27 Jun 2007
Researchers may have found an alternative to indium tin oxide for applications in flat-panel displays, solar cells and LEDs.
As indium becomes more rare and expensive, researchers are looking for new metals for making optically transparent nanowires for applications in flat-panel displays, solar cells and light-emitting diodes. Now, a team from the University of Michigan has shown that nanowires can be fabricated from tin oxide doped with antimony, using an inexpensive, easily scalable technique. The wires, which are highly conducting, have resistivities of just 4.1 × 10–4 Ωcm and failure current densities up to 2.1 × 107 A/cm2.
"Previous studies on transparent conducting nanowires have either resulted in undoped samples with low conductivity or were based on indium tin oxide, a material with uncertain supply and soaring price due to the scarcity of indium," team leader Wei Lu told nanotechweb.org. "Our demonstration of transparent conducting nanowires using low-cost tin oxide (SnO2) through a simple, inexpensive fabrication method will help close the gap between novel laboratory test structures and large-scale, real-world applications."
Lu and colleagues made their nanowires using a catalyst-mediated, vapour–liquid–solid method. The researchers began by sputtering 10 nm of gold film on a silicon wafer. Next, they loaded this into a growth furnace with tin and antimony.
By heating the furnace to 900 °C, the gold film melts into gold nanoparticles. Meanwhile, the tin and antimony vaporize and react with the gold nanoparticles to form liquid alloy droplets. As the droplets become "supersaturated", tin and antimony precipitate, react with oxygen inside the furnace and finally form the nanowires.

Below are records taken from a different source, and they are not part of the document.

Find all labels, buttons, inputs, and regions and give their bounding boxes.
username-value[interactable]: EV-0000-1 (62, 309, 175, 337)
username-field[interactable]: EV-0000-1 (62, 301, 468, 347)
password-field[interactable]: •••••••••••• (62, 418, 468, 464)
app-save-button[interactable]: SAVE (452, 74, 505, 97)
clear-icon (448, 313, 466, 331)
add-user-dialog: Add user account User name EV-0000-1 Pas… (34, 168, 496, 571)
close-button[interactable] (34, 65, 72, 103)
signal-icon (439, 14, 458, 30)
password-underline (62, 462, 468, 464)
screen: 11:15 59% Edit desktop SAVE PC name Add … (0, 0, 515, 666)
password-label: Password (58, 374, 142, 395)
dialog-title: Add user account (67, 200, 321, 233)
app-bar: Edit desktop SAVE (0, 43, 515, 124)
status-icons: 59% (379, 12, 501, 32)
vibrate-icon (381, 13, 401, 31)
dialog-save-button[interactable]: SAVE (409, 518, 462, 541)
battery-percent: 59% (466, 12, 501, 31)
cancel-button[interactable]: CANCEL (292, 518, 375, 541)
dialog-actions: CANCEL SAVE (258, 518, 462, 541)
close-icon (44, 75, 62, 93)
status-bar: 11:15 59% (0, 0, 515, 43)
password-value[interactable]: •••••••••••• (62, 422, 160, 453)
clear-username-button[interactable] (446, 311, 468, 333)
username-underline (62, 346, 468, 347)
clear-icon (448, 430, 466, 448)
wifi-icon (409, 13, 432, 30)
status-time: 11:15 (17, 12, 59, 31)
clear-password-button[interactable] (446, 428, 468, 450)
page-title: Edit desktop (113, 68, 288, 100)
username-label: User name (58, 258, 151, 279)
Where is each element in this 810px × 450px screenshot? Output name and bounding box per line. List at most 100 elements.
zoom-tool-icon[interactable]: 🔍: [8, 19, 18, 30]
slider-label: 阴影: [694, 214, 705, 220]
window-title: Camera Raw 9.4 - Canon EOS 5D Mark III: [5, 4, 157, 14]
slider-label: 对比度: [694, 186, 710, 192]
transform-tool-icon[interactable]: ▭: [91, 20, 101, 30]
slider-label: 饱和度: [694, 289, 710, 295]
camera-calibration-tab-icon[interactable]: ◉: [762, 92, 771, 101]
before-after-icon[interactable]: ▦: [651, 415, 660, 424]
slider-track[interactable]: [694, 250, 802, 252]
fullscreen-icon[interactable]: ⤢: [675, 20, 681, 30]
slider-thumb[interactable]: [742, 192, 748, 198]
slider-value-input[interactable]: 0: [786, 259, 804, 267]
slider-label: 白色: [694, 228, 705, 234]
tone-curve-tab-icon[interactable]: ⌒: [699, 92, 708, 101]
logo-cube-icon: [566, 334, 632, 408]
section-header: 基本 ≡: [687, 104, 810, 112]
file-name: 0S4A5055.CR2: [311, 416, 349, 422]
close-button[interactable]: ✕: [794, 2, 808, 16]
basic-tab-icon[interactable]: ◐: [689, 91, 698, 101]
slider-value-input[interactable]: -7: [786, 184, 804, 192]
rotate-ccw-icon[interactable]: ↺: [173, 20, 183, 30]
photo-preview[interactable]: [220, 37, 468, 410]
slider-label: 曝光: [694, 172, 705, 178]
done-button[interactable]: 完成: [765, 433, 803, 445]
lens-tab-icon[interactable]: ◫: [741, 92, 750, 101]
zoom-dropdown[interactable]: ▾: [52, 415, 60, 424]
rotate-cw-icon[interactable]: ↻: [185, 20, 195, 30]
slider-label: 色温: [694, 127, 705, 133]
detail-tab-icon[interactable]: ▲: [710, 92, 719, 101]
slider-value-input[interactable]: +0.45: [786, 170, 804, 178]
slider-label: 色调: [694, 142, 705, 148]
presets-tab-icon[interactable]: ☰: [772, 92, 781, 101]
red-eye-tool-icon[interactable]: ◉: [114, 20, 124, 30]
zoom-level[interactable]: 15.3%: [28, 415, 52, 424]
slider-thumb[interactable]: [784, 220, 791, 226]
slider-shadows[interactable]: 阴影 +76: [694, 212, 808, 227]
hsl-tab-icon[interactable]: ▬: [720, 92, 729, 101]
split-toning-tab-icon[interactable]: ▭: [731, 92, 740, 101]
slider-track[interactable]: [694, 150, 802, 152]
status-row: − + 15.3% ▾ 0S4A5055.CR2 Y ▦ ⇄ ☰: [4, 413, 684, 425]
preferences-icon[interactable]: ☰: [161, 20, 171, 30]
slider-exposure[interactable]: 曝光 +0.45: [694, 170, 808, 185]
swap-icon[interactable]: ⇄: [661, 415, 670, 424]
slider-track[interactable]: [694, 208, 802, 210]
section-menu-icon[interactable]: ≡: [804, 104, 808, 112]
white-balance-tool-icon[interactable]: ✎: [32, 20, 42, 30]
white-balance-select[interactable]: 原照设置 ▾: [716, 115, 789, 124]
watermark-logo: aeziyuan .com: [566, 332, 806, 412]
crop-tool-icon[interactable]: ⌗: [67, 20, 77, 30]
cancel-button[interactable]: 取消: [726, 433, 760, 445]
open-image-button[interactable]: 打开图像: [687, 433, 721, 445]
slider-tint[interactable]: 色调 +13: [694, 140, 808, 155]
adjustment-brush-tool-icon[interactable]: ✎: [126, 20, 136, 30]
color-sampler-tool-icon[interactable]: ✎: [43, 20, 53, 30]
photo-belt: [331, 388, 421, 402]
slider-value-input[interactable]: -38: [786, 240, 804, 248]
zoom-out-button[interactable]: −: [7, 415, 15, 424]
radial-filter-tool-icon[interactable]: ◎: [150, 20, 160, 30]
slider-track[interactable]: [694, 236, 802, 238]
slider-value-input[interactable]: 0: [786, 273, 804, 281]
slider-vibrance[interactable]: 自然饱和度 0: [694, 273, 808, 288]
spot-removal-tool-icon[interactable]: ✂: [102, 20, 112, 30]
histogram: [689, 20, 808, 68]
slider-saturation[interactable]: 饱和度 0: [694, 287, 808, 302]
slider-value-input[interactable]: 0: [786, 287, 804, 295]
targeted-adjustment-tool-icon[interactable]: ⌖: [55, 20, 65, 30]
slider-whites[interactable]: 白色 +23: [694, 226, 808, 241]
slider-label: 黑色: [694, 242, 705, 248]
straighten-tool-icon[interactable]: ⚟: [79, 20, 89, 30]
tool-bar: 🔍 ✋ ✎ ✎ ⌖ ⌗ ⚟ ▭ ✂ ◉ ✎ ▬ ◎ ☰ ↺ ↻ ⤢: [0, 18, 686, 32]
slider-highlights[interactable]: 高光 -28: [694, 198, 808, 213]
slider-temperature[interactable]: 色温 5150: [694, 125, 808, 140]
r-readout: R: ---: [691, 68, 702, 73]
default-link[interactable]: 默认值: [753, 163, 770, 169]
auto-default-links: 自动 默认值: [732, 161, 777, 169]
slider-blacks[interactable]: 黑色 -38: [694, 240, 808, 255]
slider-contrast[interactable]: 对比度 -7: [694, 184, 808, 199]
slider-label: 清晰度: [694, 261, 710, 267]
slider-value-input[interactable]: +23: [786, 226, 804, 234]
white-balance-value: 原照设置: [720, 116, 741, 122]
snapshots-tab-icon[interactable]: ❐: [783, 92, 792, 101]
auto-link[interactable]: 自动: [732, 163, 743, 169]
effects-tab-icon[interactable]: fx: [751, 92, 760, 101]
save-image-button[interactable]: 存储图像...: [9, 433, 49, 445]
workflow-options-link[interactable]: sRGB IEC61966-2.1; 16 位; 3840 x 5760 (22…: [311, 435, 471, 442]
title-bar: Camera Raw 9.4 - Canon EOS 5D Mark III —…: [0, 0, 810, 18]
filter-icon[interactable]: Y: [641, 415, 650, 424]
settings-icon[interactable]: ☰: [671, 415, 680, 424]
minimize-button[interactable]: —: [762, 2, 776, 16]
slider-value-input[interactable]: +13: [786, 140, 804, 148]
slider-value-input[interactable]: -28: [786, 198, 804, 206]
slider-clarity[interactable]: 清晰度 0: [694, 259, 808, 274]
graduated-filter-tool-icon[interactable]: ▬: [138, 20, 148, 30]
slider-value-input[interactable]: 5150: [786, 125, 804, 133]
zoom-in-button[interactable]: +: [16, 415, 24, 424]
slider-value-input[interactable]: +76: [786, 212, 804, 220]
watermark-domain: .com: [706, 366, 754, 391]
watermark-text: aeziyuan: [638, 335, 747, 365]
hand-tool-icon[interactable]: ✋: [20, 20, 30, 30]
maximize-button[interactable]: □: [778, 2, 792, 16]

"Our method is very simple and we envisage the production of kilograms of nanowires each time with a scaled-up version of the current set-up," explained Lu.
The nanowires are highly transparent in the visible range. For example, more than 77% of light can pass through a nanowire film 100 nm thick on top of a 0.5 mm thick glass slide. "Moreover, the nanowires are 'invisible' with an optical microscope – even those with a large diameter," said Lu. "The wires are only detectable in the special 'dark field' mode and even then you can see through them." The nanowires are also metal-like, that is, they are highly conducting and their resistance decreases with temperature.
Lu says that the nanowires could be used in organic solar cells, thin-film transistors, gas sensors and field emitters. Indeed, the Michigan team has already demonstrated a prototype field emitter with an ultralow turn-on voltage of 2 V. Some of these field-emitter applications may even be commercialized soon, reckons Lu.
The researchers are now working on the idea of using the transparent conducting nanowires as linkages in percolated thin-film networks. "For example, we have recently obtained much higher ethanol sensitivity in a mixed metal/semiconductor nanowire thin-film sensor compared with using semiconductor nanowires alone," explained Lu. Using the same material growth technique, the team is also developing high-performance, fully transparent thin-film transistor devices, in which a lower doping is used and the transparent nanowires behave like a semiconductor.
The work was reported in Appl. Phys. Lett.